Stromsparen mittels Chip-Bausteinen und optimierten KI-Modellen

Bei Silicon Austria Labs arbeitete man schon 2025 an einer effizienteren KI, wie brutkasten berichtete. Nun soll Energie mittels Hardware-Beschleunigern gespart werden, also mit Chip-Bausteinen, die KI-Berechnungen mit wesentlich geringerem Energieaufwand ausführen als herkömmliche Prozessoren. So entwickelt das Silicon Austria Labs für das europäische Projekt ISOLDE im Rahmen des Chips Joint Undertaking energieeffiziente Beschleuniger.

„Unsere Stärke liegt darin, KI dort effizient zu machen, wo sie tatsächlich rechnet, im Chip und im Datacenter“, sagt Christina Hirschl, CEO von Silicon Austria Labs. „Wir entwickeln Hardware und Verfahren, die dieselbe Rechenleistung mit deutlich weniger Energie erbringen.
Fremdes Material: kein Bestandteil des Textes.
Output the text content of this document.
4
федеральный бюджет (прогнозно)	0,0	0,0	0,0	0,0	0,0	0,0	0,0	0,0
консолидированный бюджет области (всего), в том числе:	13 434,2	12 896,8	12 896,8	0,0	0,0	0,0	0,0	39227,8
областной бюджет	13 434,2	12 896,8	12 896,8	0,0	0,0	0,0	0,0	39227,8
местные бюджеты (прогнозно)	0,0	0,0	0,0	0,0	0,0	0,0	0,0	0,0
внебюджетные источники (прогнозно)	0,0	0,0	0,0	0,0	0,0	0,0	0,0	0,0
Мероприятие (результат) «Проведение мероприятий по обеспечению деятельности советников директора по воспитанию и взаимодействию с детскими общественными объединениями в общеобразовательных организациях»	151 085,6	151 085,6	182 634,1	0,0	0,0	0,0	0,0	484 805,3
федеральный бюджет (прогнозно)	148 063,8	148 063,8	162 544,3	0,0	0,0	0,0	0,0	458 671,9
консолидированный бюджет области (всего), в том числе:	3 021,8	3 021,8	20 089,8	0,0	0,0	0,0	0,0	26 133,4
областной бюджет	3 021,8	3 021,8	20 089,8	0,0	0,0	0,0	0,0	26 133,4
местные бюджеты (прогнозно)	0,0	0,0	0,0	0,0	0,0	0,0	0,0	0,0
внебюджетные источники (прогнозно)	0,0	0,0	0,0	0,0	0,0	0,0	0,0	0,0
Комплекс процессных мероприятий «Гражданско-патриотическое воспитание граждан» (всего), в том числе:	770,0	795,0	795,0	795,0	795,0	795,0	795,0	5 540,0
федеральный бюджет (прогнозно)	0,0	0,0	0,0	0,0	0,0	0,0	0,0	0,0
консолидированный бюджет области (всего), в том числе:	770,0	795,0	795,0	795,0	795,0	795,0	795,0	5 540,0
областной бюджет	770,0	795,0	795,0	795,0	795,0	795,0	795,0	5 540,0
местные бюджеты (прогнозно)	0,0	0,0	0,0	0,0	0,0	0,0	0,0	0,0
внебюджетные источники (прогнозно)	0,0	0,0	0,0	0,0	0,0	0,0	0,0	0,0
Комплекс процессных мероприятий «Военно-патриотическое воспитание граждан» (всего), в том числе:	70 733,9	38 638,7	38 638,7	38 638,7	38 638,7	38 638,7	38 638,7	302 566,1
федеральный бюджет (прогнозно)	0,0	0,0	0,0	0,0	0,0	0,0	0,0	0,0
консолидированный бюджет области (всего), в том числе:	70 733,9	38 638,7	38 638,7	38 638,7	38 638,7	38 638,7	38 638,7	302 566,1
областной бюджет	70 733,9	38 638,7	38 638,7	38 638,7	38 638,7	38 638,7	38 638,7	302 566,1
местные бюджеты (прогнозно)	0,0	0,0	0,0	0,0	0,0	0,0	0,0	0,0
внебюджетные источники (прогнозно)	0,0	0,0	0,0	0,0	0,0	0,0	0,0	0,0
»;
Das ist die Grundlage, damit KI in Europa nachhaltig wachsen kann.“

Zudem optimiert Silicon Austria Labs KI-Modelle so, dass sie Daten nicht in große Rechenzentren senden, sondern direkt auf den jeweiligen Geräten laufen, wie etwa Haushaltsgeräten, Sensoren oder Satelliten. Auch an einem energieeffizienten „föderierten Lernen“ wird bei Silicon Austria Labs geforscht. Bei dem Prozess wird KI trainiert, ohne dabei sensible Daten zusammenzuführen.

Energiesparende Elektronik für ein unabhängiges Europa

Laut Silicon Austria Labs geht es bei der Forschung nicht nur um Nachhaltigkeit, sondern auch um die technologische Unabhängigkeit Europas. Durch selbst entwickelte energieeffiziente Chips und Verfahren sei man weniger abhängig von außereuropäischen Anbietern. „Energieeffiziente Elektronik ist ein Standortvorteil für Österreich und Europa“, sagt Hirschl. „Wer die sparsamste Technologie beherrscht, macht sich unabhängiger und verbindet Digitalisierung mit Klimazielen.”